NUNO MELO

A BANHA DA COBRA  

Terá sido por falta de informação previa, que a maior parte dos governantes caídos em desgraça desde março foram substituídos pelo primeiro-ministro? É evidente que não. António Costa sabia das circunstâncias e das debilidades, dos casos e dos problemas, alguns com relevância criminal, da maior parte dos 13 ministros e secretários de Estado que a seu tempo quis sentados ao seu lado, nos bancos do Executivo. Simplesmente, não se importou com isso.

A mais forte das razões revela aquele que é um dos maiores inconvenientes das maiorias absolutas. António Costa, como outros precedentes no cargo, inebriou-se com os resultados das eleições de 30 de janeiro e achou-se legitimado a qualquer coisa. Confundiu maioria absoluta com poder absoluto, e por via do equívoco de perceção, com impunidade política. De resto, o processo mental foi resumido com perfeição e na primeira pessoa, em entrevista ilustrada com narcísica pose majestática, numa palavra: “habituem-se”.

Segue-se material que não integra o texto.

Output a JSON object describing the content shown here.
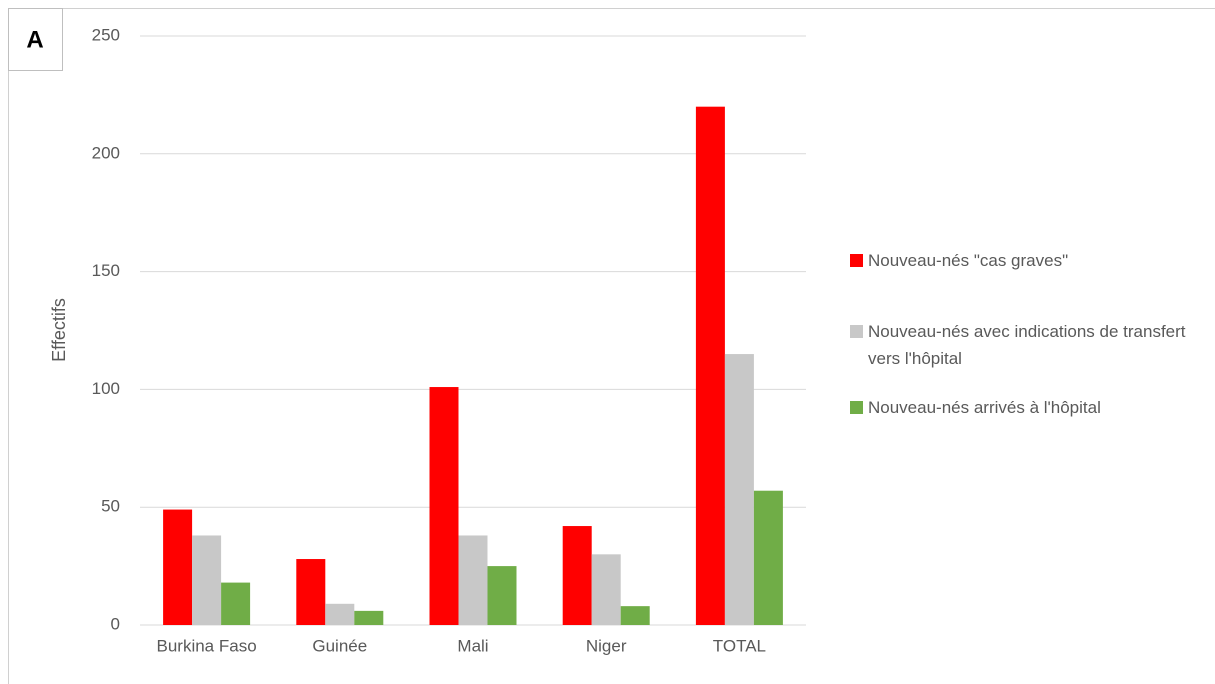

 Outra razão foi de ordem prática: restringindo, salvo raras exceções, a base de recrutamento ao aparelho partidário, António Costa encontrou no Governo e no Estado a ferramenta ideal para resolver os problemas internos no PS e combater a influência de Pedro Nuno Santos junto do partido e do grupo parlamentar. O custo de oportunidade da falta de exigência como critério, foi Portugal, arrastado todos os dias para o fundo da lista dos países que menos crescem na União Europeia, a par de uma profunda instabilidade política.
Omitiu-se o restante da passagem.